Convivio mundi stellt sich vor

Leibniz war ein Globalisierer!

In Hannover und Hamburg fanden in der letzten Mai-Woche Veranstaltungen statt.
Convivio mundi stellte sich vor und steckte den Rahmen der Ideen ab,
in welchem der Verein seine zukünftigen Aktivitäten umsetzen will.


Vorstandsmitglied Steffen Brosig erinnerte an das Konzept der Freude aus Schillers Ode „An die Freude“: Deine Zauber binden wieder, was die Mode streng geteilt. Die strenge Teilung aufzuheben, die zwischen den verschiedensten Gruppen in Politik, Wirtschaft und Gesellschaft herrscht und vielfach schon als Spaltung empfunden wird, sei ein unmittelbares Ziel des Vereins Convivio mundi. Diese Freude zu verbreiten sei das wichtigste Vereinsziel, befand Brosig.

Bezüglich der wirtschaftlichen Gerechtigkeit und der wachsenden Diskussion um die Globalisierung zitierte Renate Müller De Paoli aus einem Interview des Unternehmers Vietz über die katastrophalen Zustände in Indien, die er während seiner ersten Gespräche über ein wirtschaftliches Engagement in Indien erfuhr, wo er tausende Frauen und Kinder auf Baustellen und deren Misshandlung erlebte. Es kann nicht nur um den virtuellen, finanziellen Anteil in der Wirtschaft gehen, nicht nur um Hedge- oder sonstige Fonds und wann sie zusammenkrachen. Diese Analysen tragen nicht viel zur Verbesserung der Lage bei. Man müsse sich fragen, wie viel Prozent des Bruttosozialprodukts wirklich in die Verbesserung des Lebensstandards, wie z.B. in die Bildung oder in das Gesundheitswesen eines Staates fließt. Sie erwähnte den Human Development Index als interessante Quelle für diese Daten und verwies auf zwei Beispiele in Europa: 28 % der Bevölkerung in Lettland und in Rumänien 23 % müssen pro Tag von 4 Euro leben.

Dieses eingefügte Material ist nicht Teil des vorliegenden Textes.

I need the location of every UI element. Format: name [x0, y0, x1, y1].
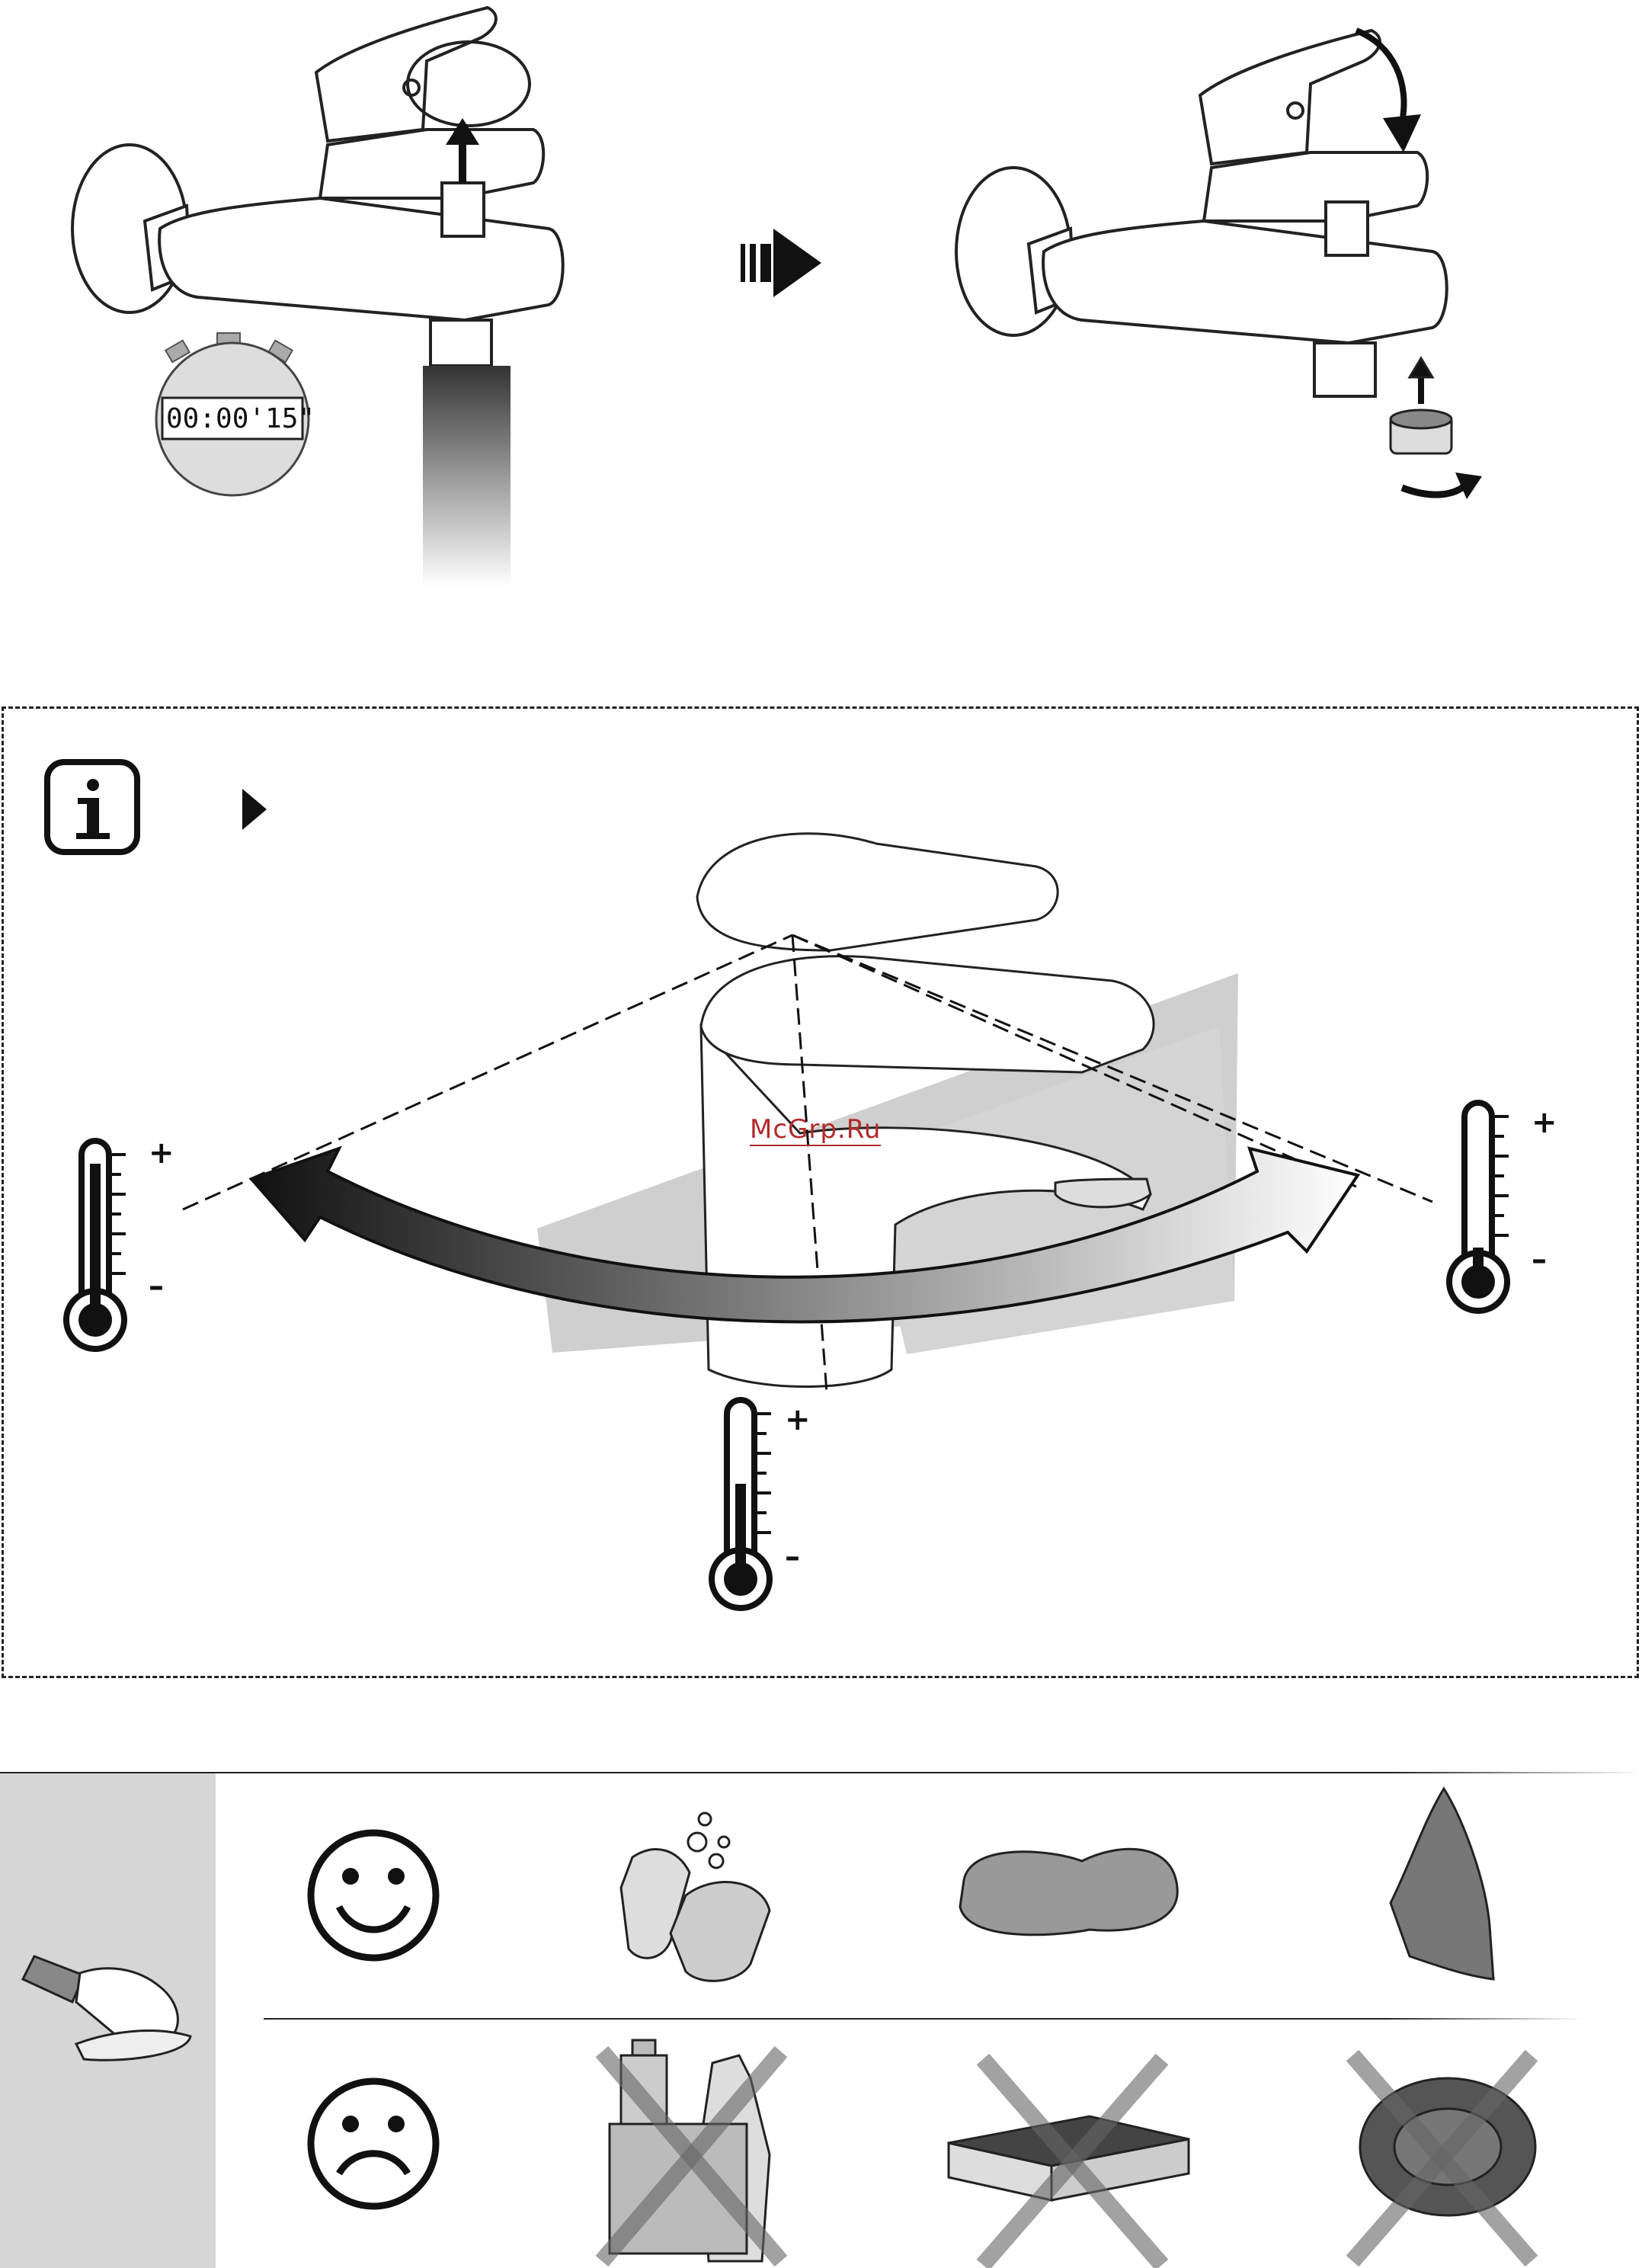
temperature-diagram — [0, 706, 1642, 1678]
sad-face-icon — [311, 2081, 436, 2206]
next-step-arrow-icon — [741, 229, 821, 297]
stopwatch-display: 00:00'15" — [166, 402, 300, 437]
wall-faucet-left — [72, 8, 563, 366]
thermo-center-minus: – — [785, 1539, 800, 1574]
smiley-face-icon — [311, 1833, 436, 1958]
rotate-arrow-icon — [1402, 484, 1467, 495]
thermometer-center — [712, 1400, 771, 1608]
soap-bars-icon — [621, 1813, 770, 1981]
thermometer-left — [66, 1141, 126, 1349]
triangle-pointer-icon — [242, 789, 267, 830]
thermo-left-plus: + — [149, 1136, 174, 1171]
thermo-center-plus: + — [785, 1402, 811, 1437]
water-stream — [423, 366, 511, 587]
thermo-right-minus: – — [1532, 1242, 1547, 1277]
steel-wool-crossed-icon — [1352, 2055, 1535, 2261]
scouring-pad-crossed-icon — [949, 2059, 1189, 2265]
thermometer-right — [1449, 1103, 1509, 1311]
chemical-cleaners-crossed-icon — [602, 2040, 781, 2261]
aerator-part — [1391, 358, 1452, 453]
top-illustration — [0, 0, 1642, 610]
thermo-left-minus: – — [149, 1269, 164, 1304]
info-icon — [47, 762, 137, 852]
microfiber-cloth-icon — [1391, 1789, 1493, 1979]
cleaning-icons — [0, 1773, 1642, 2268]
thermo-right-plus: + — [1532, 1105, 1557, 1140]
watermark: McGrp.Ru — [750, 1114, 881, 1145]
hand-wiping-cloth-icon — [23, 1956, 190, 2060]
soft-sponge-icon — [960, 1849, 1177, 1935]
wall-faucet-right — [956, 30, 1447, 396]
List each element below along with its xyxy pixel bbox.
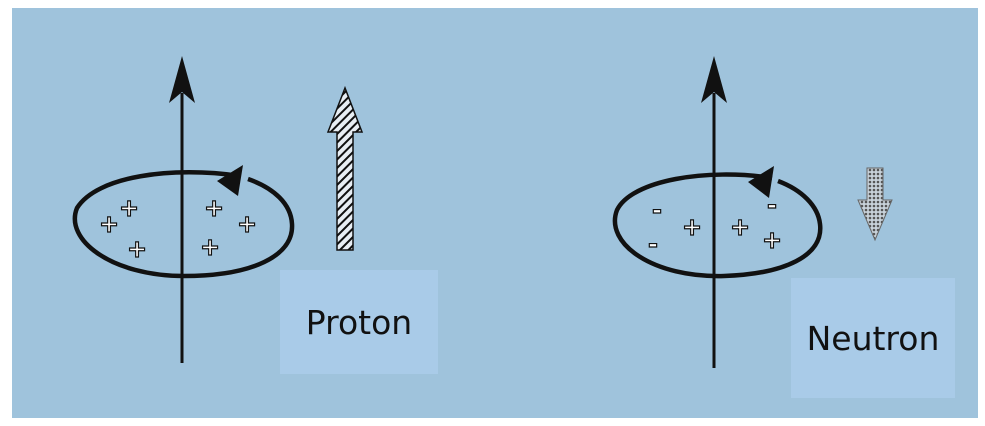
neutron-charge: - bbox=[767, 191, 777, 219]
neutron-spin-axis-icon bbox=[701, 56, 727, 368]
proton-charges: + + + + + + bbox=[99, 194, 257, 263]
proton-charge: + bbox=[119, 194, 139, 222]
neutron-charge: + bbox=[730, 213, 750, 241]
neutron-magnetic-moment-down-arrow-icon bbox=[858, 168, 892, 240]
proton-spin-axis-icon bbox=[169, 56, 195, 363]
proton-charge: + bbox=[127, 235, 147, 263]
neutron-charge: - bbox=[648, 230, 658, 258]
proton-magnetic-moment-up-arrow-icon bbox=[328, 88, 362, 250]
neutron-charge: + bbox=[682, 213, 702, 241]
proton-label: Proton bbox=[280, 270, 438, 374]
neutron-label: Neutron bbox=[791, 278, 955, 398]
neutron-charge: + bbox=[762, 226, 782, 254]
spin-diagram: + + + + + + bbox=[12, 8, 978, 418]
neutron-charge: - bbox=[652, 196, 662, 224]
proton-charge: + bbox=[200, 233, 220, 261]
proton-charge: + bbox=[99, 210, 119, 238]
proton-label-text: Proton bbox=[306, 303, 412, 342]
neutron-label-text: Neutron bbox=[807, 319, 940, 358]
proton-charge: + bbox=[204, 194, 224, 222]
neutron-rotation-icon bbox=[615, 166, 820, 276]
proton-charge: + bbox=[237, 210, 257, 238]
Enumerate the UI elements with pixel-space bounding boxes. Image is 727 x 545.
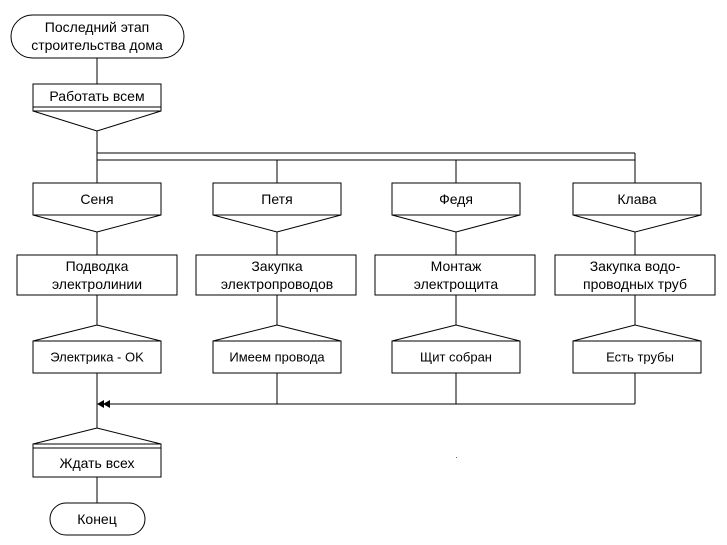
result-label: Имеем провода [229,350,325,365]
start-terminator[interactable]: Последний этап строительства дома [10,14,185,59]
branch-2: Петя Закупка электропроводов Имеем прово… [195,182,357,374]
result-block[interactable]: Имеем провода [212,324,342,374]
result-label: Щит собран [420,350,492,365]
actor-block[interactable]: Сеня [32,182,162,233]
fork-label: Работать всем [49,88,144,104]
join-block[interactable]: Ждать всех [32,427,162,478]
branch-3: Федя Монтаж электрощита Щит собран [374,182,536,374]
join-label: Ждать всех [60,455,135,471]
start-label-line-1: Последний этап [45,19,149,35]
connectors [96,58,636,503]
task-label-line-1: Закупка [251,258,303,274]
actor-label: Федя [439,191,473,207]
actor-label: Клава [617,191,656,207]
actor-label: Сеня [80,191,113,207]
task-label-line-1: Монтаж [431,258,482,274]
result-label: Электрика - OK [50,350,144,365]
actor-block[interactable]: Федя [391,182,521,233]
task-label-line-2: проводных труб [583,276,687,292]
task-block[interactable]: Закупка электропроводов [195,254,357,296]
result-block[interactable]: Щит собран [391,324,521,374]
actor-label: Петя [261,191,292,207]
result-block[interactable]: Электрика - OK [32,324,162,374]
result-block[interactable]: Есть трубы [572,324,702,374]
result-label: Есть трубы [606,350,674,365]
branch-1: Сеня Подводка электролинии Электрика - O… [16,182,178,374]
stray-dot [456,457,457,458]
task-block[interactable]: Закупка водо- проводных труб [554,254,716,296]
task-label-line-2: электролинии [52,276,142,292]
fork-block[interactable]: Работать всем [32,83,162,132]
start-label-line-2: строительства дома [31,37,163,53]
actor-block[interactable]: Петя [212,182,342,233]
branch-4: Клава Закупка водо- проводных труб Есть … [554,182,716,374]
task-block[interactable]: Подводка электролинии [16,254,178,296]
end-label: Конец [77,511,116,527]
end-terminator[interactable]: Конец [49,502,146,536]
task-label-line-2: электропроводов [221,276,333,292]
task-label-line-1: Закупка водо- [590,258,681,274]
double-arrowhead-icon [97,400,110,408]
task-label-line-1: Подводка [66,258,129,274]
task-block[interactable]: Монтаж электрощита [374,254,536,296]
task-label-line-2: электрощита [414,276,499,292]
actor-block[interactable]: Клава [572,182,702,233]
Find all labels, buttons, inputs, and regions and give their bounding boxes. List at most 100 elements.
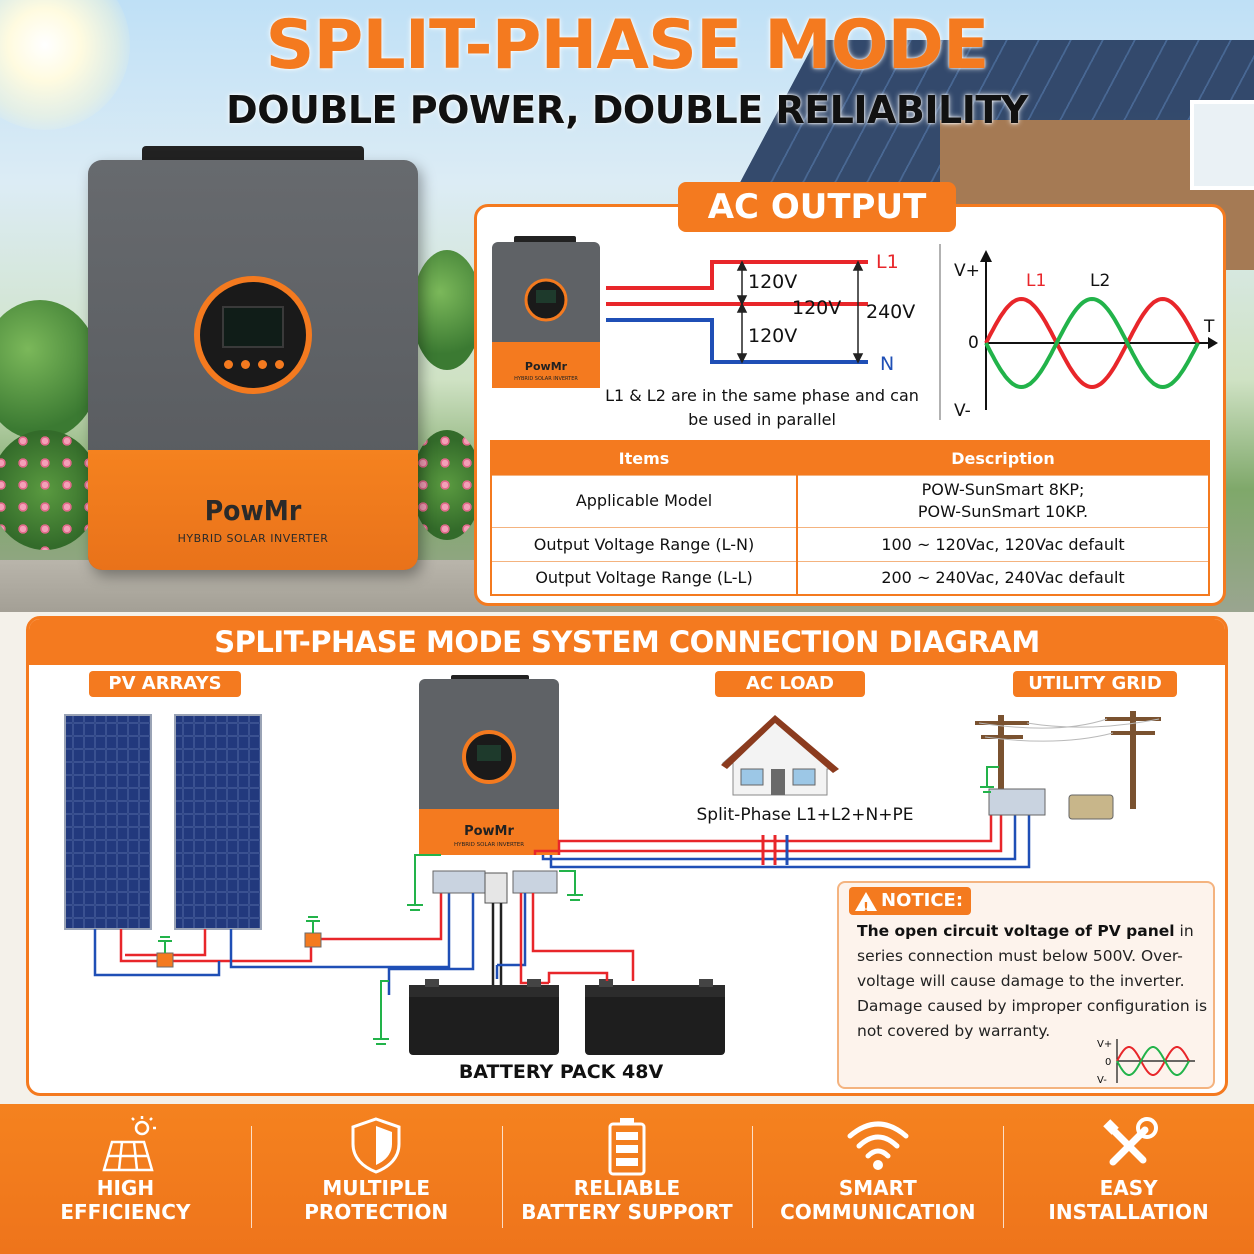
table-cell-item: Applicable Model [491,474,798,527]
connection-diagram-panel: SPLIT-PHASE MODE SYSTEM CONNECTION DIAGR… [26,616,1228,1096]
small-inverter-subtitle: HYBRID SOLAR INVERTER [514,376,578,382]
page-subtitle: DOUBLE POWER, DOUBLE RELIABILITY [226,88,1028,132]
feature-smart-communication: SMART COMMUNICATION [752,1104,1003,1254]
electric-meter [1068,794,1114,820]
waveform-l1-label: L1 [1026,271,1046,291]
mini-waveform-icon: V+ 0 V- [1097,1039,1195,1086]
shield-icon [351,1117,401,1174]
spec-table: Items Description Applicable Model POW-S… [490,440,1210,596]
mini-vplus-label: V+ [1097,1039,1112,1050]
diagram-inverter-brand: PowMr [464,824,514,839]
feature-label: RELIABLE BATTERY SUPPORT [521,1176,733,1224]
voltage-arrows [736,260,864,364]
table-cell-description: 100 ~ 120Vac, 120Vac default [797,526,1209,561]
ac-load-tag: AC LOAD [715,671,865,697]
inverter-product-image: PowMr HYBRID SOLAR INVERTER [88,146,418,570]
voltage-total-label: 240V [866,301,915,323]
line-l1-label: L1 [876,251,899,273]
waveform-l1-line [984,296,1200,390]
table-cell-description: POW-SunSmart 8KP; POW-SunSmart 10KP. [797,474,1209,527]
mini-wave-l2 [1116,1046,1190,1076]
inverter-buttons [224,360,284,370]
warning-icon [855,891,877,923]
feature-label: SMART COMMUNICATION [780,1176,976,1224]
feature-bar: HIGH EFFICIENCY MULTIPLE PROTECTION RELI… [0,1104,1254,1254]
table-header-row: Items Description [491,441,1209,475]
feature-multiple-protection: MULTIPLE PROTECTION [250,1104,502,1254]
utility-pole-icon [998,711,1136,809]
flowers-middle [412,430,482,540]
power-lines [978,718,1160,742]
table-header-description: Description [797,441,1209,475]
voltage-n-label: 120V [748,325,797,347]
grid-breaker [988,788,1046,816]
house-connection-label: Split-Phase L1+L2+N+PE [696,805,914,825]
waveform-vminus-label: V- [954,401,971,421]
table-cell-description: 200 ~ 240Vac, 240Vac default [797,560,1209,595]
feature-label: HIGH EFFICIENCY [60,1176,191,1224]
tree-middle [412,250,482,370]
model-line-1: POW-SunSmart 8KP; [921,480,1085,499]
pv-combiner-1 [156,952,174,968]
ac-grid-wiring [533,801,1031,869]
breaker-group [432,870,558,904]
split-phase-wiring [606,260,868,364]
pv-wiring [93,877,451,977]
waveform-l2-label: L2 [1090,271,1110,291]
voltage-l1-label: 120V [748,271,797,293]
mini-wave-l1 [1116,1046,1190,1076]
bush-left [0,300,100,440]
battery-wiring [495,965,609,983]
utility-grid-tag: UTILITY GRID [1013,671,1177,697]
voltage-mid-label: 120V [792,297,841,319]
inverter-handle [142,146,364,164]
table-row: Output Voltage Range (L-L) 200 ~ 240Vac,… [491,560,1209,595]
inverter-orange-panel [88,450,418,570]
battery-pack-label: BATTERY PACK 48V [458,1061,664,1083]
tools-icon [1102,1117,1158,1166]
ac-output-badge: AC OUTPUT [678,182,956,232]
inverter-lcd-screen [222,306,284,348]
waveform-t-label: T [1203,317,1215,337]
pv-arrays-tag: PV ARRAYS [89,671,241,697]
sine-waveform-chart [980,250,1218,410]
notice-first-line: The open circuit voltage of PV panel [857,922,1175,940]
solar-panel-icon [102,1116,157,1172]
flowers-left [0,430,100,550]
model-line-2: POW-SunSmart 10KP. [917,502,1089,521]
feature-reliable-battery: RELIABLE BATTERY SUPPORT [501,1104,753,1254]
mini-vminus-label: V- [1097,1075,1107,1086]
pv-combiner-2 [304,932,322,948]
inverter-body: PowMr HYBRID SOLAR INVERTER [88,160,418,570]
inverter-model-label: HYBRID SOLAR INVERTER [177,532,329,545]
page-title: SPLIT-PHASE MODE [265,6,990,85]
table-row: Output Voltage Range (L-N) 100 ~ 120Vac,… [491,526,1209,561]
notice-body: in series connection must below 500V. Ov… [857,922,1208,1040]
battery-1 [409,979,559,1055]
ac-output-note: L1 & L2 are in the same phase and can be… [605,386,919,429]
inverter-brand: PowMr [204,494,302,527]
table-cell-item: Output Voltage Range (L-N) [491,526,798,561]
waveform-vplus-label: V+ [954,261,980,281]
connection-diagram-graphic: PowMr HYBRID SOLAR INVERTER [64,675,1161,1055]
feature-label: MULTIPLE PROTECTION [304,1176,449,1224]
house-window-background [1190,100,1254,190]
diagram-inverter-subtitle: HYBRID SOLAR INVERTER [454,842,524,848]
notice-header: NOTICE: [849,887,972,923]
pv-panel-1 [64,714,152,930]
notice-box: NOTICE: The open circuit voltage of PV p… [837,881,1215,1089]
small-inverter-icon [492,236,600,388]
grid-ground [980,766,999,793]
house-icon [721,715,839,796]
diagram-title: SPLIT-PHASE MODE SYSTEM CONNECTION DIAGR… [29,619,1225,665]
notice-title: NOTICE: [881,890,964,911]
line-n-label: N [880,353,894,375]
mini-zero-label: 0 [1105,1057,1111,1068]
inverter-display-ring [194,276,312,394]
feature-high-efficiency: HIGH EFFICIENCY [0,1104,251,1254]
diagram-inverter [419,675,559,855]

Im Unterschied dazu berichtete sie über den Fall eines jungen japanischen Arbeiters, dessen Gehalt ihm trotz täglicher Arbeit nicht ermöglichte, eine Wohnung zu bezahlen und der deshalb jede Nacht in einem Internet-Cafe schlafen muss.

Für eine andere Form der Verarmung steht eine Studie, über die kürzlich in der deutschen Presse zu lesen war. 10 % der 9-10 jährigen Kinder in Deutschland schlafen nicht genug und 50 % dieser Altersgruppe findet zu wenig Ruhe im Schlaf, so dass Ärzte und Pädagogen empfehlen, mit Gutenachtgeschichten und -gebeten den Kindern wieder mehr Sicherheit zu vermitteln und ihnen die Möglichkeit zu geben, Erlebtes besser verarbeiten und den physisch wie psychisch notwenigen Schlaf finden zu können.

Convivio mundi e.V. arbeitet daran, zur Durchsetzung der unveräußerlichen Menschenrechte

einen Indikator für den allgemeinen Entwicklungsprozess, der den Lebensstandard und den „sozialen Fortschritt“ bestimmt, zu entwickeln, der Regierungen und anderen Institutionen als Maßstab für ihre Entscheidungen dienen kann.

Wie leben die Menschen und wie könnten sie zusammenleben?

Für diesen Ansatz steht Convivio mundi: Frau Müller De Paoli berichtete über das Leben des Dante Alighieri (1265 – 1321), nach dessen Sammlung philosophischer Gespräche „Convivio“ („Gastmahl“) der Verein Convivio mundi e.V., was soviel wie „Gastmahl der Welt“ bedeutet, benannt ist Dante stellte in der Tradition Platons die Gerechtigkeit als eine ganz besondere Idee heraus, die von jedem Menschen verstanden werden kann. Gerecht ist nicht, was dem Mächtigen nützt, wie Platon richtig feststellte. Heutzutage wird leider immer mehr akzeptiert, dass Habsucht, Hab- und Machtgier als Triebfeder der Wirtschaft funktionieren.

Frau Müller De Paoli betonte, dass es um ein neues Konzept der Globalisierung gehen müsse. Sie zitierte Leibniz, der den „menschlichen Geist immer als sich selbst bewegende Substanz“ bezeichnete und in diesem Verständnis einen ausgedehnten „Handel“ mit Erkenntnissen, einen Austausch von vorhandenem Wissen und neuen Entdeckungen anstrebte. Das wäre doch eine wirkliche Globalisierung, wenn wir die verschiedenen Länder der Welt in dieser Tradition so verstehen lernen, meinte Frau Müller De Paoli in der anschließenden regen Diskussion.